ANYTHING FOR CAVIAR A.K.A. COUNTRY MUSIC MASQUERADING AS HEAVY METAL BROUGHT TO YOU BY THE DESTRUCTION ESTABLISHMENT
Ernst was asked, earnestly,
"Could you lift nine diamonds from me, your
Ernst replied, "No, My Soutane" to the vestment
that draped o'er his shoulder and navel so solemnly.
"I haven't the precociousness for such a vain
and ill-comprised endeavor."
Michael, the interrogator, witnessed Ernst and responded with an empty sigh, packed his hopes in his strong leather coat, and made for the emergency exit. His mind was distracted. He pushed the door open as the bouncer approached him to tell him to use the other door. But it was too late. Michael's opening of the emergency door unleashed (via a long string) a choir of thirty-two piñatas, hidden above the dropped cieling (fire code). Soon the entire bar was dressed in cheap candy, some patrons slightly scathed. The bartender looked at Michael aghast, his expression saying: "You busted the Tomalin's great picnic prize, the one they've been preparing for years for the big production for when their daughter gets married."
"Who's the Tomalin's?" Michael asked.
The subsequent hush hinted to Michael that the Tomalins were not only the club's owners, but also that the Tomalins were in fact Mafia. Michael, fully understanding the Mafia, pretended to not know what was going on, dropped the subject, and ran to a corner of the bar to ensue his fake vomiting act. His depiction of the vomiting experience was so true-to-life (and he knew it) that all the weak-hearted believed him to be sick, and nonchalantly managed to refocus their attention to the T.V. playing Country Rock videos above the bar. The video playing was one of the then-new country legend hit phenomenon "Garth Brooks" and his two guitar players bashing guitars together. Michael, safe from punishment and no longer the center of attention, blossomed out of his cowering position to witness the crossover feat of the decade: Country Music masquerading as Heavy Metal brought to you by the Destruction Establishment. Michael's eyes widened. The End of the World is Coming, he thought to himself, so he screamed: "IS THAT ALL THERE IS?"
(For a moment Peggy Lee's knowing smirk flashed in the minds of twelve of the tavern's patrons.) Michael cringed, mouth agape, mesmerized by the horrors.
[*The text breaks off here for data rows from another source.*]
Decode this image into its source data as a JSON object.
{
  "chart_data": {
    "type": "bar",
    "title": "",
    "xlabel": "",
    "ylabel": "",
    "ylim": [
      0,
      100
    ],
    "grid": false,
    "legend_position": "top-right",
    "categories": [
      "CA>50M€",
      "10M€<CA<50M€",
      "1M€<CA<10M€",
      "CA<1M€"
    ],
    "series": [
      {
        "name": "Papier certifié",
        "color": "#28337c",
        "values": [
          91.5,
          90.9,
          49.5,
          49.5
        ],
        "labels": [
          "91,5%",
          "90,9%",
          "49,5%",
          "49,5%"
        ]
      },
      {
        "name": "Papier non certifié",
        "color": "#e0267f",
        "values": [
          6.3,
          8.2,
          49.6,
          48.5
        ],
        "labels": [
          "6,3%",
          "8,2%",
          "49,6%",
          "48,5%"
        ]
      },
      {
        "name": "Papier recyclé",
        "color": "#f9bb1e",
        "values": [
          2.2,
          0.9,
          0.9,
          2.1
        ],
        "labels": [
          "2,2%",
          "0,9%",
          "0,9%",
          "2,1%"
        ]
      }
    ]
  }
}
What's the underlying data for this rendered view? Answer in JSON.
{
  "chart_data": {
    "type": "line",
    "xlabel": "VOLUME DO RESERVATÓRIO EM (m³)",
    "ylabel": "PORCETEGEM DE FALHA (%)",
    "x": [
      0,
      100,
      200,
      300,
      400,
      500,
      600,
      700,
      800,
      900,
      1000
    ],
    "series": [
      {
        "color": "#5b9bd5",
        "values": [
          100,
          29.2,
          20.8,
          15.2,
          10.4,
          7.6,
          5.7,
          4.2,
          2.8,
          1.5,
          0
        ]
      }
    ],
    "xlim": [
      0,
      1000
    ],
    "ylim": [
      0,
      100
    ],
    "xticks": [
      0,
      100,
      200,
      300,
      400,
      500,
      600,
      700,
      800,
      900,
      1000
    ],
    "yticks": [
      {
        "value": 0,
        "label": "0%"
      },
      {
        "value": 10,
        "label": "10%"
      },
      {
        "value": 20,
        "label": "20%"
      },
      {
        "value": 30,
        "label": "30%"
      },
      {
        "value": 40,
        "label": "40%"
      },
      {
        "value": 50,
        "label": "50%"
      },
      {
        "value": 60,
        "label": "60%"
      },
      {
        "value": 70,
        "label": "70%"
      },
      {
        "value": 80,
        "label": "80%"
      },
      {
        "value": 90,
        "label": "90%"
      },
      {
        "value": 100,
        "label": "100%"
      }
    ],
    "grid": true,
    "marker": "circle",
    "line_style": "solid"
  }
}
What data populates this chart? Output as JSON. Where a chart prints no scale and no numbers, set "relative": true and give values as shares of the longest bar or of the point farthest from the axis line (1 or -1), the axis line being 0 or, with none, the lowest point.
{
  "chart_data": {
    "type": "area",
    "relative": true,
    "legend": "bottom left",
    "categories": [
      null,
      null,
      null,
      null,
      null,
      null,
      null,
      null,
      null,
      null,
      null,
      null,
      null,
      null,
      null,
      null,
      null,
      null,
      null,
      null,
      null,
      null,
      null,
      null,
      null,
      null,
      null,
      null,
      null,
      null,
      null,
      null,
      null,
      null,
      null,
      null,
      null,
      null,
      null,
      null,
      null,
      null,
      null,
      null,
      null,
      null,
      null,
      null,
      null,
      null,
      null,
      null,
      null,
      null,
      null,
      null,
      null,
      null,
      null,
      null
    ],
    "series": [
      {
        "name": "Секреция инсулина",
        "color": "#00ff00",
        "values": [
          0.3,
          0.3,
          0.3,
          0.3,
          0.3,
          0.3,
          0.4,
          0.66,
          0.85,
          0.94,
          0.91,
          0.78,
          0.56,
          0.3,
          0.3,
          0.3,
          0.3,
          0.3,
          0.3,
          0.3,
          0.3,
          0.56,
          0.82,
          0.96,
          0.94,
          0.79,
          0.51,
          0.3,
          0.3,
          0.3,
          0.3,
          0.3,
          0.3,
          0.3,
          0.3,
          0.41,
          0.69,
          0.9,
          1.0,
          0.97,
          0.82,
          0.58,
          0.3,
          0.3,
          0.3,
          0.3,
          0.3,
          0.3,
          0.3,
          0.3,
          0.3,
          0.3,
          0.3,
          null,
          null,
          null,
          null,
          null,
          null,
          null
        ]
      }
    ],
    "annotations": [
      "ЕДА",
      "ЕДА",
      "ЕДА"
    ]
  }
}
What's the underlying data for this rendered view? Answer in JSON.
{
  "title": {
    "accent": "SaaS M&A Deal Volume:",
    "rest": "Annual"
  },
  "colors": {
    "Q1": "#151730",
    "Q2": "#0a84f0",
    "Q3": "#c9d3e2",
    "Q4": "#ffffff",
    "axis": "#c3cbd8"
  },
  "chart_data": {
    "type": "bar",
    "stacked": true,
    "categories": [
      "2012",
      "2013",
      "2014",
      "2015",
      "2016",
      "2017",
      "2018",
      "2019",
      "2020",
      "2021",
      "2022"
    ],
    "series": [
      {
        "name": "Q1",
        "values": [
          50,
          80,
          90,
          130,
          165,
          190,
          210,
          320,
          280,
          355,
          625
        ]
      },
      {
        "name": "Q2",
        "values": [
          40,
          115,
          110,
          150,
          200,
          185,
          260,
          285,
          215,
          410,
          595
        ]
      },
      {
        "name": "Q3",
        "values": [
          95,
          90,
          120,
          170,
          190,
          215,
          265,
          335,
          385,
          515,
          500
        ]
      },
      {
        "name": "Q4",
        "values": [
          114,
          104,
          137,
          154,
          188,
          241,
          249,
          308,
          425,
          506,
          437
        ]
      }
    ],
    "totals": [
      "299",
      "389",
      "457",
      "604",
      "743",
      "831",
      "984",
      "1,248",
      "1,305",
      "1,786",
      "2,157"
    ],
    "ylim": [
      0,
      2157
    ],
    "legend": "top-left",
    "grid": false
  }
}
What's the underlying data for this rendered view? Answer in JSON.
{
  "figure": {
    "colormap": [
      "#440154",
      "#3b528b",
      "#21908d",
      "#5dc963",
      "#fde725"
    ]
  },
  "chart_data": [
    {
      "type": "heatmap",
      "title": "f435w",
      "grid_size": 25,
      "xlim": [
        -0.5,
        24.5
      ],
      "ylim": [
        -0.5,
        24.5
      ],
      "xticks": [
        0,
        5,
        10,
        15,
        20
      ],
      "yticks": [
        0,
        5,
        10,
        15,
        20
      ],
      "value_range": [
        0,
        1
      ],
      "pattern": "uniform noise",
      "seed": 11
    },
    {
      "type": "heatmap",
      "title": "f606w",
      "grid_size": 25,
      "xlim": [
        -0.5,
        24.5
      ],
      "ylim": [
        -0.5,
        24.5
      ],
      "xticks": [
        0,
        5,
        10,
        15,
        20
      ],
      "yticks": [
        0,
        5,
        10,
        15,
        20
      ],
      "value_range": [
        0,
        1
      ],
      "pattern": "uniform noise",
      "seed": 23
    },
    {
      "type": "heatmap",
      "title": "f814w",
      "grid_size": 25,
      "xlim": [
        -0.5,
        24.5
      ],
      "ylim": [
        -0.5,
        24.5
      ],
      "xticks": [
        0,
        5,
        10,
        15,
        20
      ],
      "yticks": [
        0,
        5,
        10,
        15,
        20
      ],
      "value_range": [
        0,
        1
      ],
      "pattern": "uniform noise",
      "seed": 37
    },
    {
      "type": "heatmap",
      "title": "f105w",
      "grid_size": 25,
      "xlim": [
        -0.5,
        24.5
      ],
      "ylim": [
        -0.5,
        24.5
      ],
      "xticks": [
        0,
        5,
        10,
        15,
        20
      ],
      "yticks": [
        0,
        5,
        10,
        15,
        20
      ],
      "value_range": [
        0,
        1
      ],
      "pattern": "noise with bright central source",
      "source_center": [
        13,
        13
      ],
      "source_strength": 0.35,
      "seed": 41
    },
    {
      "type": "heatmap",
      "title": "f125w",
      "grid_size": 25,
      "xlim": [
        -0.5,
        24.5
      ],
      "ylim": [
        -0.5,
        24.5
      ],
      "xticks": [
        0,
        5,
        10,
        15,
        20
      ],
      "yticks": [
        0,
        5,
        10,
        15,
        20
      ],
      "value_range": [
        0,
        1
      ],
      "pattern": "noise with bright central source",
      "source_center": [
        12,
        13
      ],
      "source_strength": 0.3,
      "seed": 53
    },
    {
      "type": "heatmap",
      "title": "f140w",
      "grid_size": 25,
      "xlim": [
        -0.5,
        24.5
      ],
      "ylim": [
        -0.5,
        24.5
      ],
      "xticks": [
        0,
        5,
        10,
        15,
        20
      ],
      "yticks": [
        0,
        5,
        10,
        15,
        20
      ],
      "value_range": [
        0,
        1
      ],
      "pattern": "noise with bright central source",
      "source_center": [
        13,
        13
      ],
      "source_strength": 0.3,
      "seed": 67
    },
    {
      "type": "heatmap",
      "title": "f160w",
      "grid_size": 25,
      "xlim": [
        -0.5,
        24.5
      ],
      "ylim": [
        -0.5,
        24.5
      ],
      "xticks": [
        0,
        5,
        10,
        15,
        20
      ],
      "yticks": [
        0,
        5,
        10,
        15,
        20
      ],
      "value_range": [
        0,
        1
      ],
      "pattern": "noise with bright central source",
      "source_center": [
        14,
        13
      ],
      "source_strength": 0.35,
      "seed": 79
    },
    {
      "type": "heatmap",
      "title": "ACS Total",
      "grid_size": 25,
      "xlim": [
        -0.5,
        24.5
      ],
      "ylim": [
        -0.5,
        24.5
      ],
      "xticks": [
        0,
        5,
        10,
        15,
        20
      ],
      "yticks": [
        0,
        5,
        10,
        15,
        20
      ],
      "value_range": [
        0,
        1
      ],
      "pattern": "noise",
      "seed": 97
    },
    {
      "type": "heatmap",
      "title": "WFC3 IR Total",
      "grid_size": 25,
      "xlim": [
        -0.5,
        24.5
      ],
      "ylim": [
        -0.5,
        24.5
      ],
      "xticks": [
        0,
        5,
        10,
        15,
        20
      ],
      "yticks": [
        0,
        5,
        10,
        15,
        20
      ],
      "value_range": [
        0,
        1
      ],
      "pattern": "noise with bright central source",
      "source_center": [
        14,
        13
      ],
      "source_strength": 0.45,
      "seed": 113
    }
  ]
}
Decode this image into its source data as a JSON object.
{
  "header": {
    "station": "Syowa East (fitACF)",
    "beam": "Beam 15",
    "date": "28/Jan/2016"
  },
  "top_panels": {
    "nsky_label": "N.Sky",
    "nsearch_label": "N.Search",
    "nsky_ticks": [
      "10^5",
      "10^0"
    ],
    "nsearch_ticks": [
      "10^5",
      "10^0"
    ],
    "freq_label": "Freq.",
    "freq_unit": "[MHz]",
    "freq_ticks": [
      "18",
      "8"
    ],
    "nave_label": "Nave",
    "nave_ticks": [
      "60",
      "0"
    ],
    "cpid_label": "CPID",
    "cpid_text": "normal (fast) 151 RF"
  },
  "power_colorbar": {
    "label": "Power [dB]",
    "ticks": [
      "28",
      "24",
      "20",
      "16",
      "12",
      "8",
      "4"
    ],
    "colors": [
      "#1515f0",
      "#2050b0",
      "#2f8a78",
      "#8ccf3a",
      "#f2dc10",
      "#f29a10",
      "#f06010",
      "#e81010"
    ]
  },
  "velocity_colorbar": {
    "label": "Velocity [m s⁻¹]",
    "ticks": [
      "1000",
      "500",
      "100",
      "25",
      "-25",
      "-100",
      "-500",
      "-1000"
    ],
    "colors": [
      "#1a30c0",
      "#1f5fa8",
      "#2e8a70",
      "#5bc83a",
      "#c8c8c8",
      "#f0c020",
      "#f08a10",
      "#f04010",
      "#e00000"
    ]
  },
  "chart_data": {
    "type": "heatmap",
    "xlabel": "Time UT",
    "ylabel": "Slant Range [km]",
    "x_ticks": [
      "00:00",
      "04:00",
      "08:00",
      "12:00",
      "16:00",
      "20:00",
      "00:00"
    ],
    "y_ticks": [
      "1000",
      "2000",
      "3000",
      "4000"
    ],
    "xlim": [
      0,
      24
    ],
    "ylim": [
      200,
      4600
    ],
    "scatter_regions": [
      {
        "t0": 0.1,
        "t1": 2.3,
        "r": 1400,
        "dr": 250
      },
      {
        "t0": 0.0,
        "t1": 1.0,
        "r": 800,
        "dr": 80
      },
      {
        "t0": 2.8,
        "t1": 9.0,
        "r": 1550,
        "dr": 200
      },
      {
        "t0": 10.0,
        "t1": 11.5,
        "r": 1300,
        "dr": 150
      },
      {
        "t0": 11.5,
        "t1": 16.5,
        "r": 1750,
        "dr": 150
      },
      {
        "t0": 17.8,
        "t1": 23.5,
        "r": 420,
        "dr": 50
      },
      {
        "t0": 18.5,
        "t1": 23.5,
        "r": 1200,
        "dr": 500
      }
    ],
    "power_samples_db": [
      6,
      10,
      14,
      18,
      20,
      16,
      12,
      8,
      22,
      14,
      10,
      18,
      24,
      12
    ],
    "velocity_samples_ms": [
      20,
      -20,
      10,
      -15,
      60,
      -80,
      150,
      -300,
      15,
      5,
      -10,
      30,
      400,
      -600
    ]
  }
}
For sedation purposes, he tried to convince himself that the guitar bashing in the Garth Brooks video was an accident, an event spurted on by a deranged fan, or worse yet, a deranged publicist.
Michael deemed it proper to sanction a minute to pray: To pray to realign this greasebin world, to pray to establish sixty seconds of relief against a dimeweed world, to pray that it's all a dream and no shots of Love are ever squandered by pigs who'd do anything for caviar.
Ernst meanwhile (and erstwhile, too) sat oblivious at the end of the bar, delivered himself a mean bacon, sprinkled with toppings fresh from the City Zoo, and burped an ominous bile belch while asking the bartender for glue to affix his nine new diamonds to his soutane.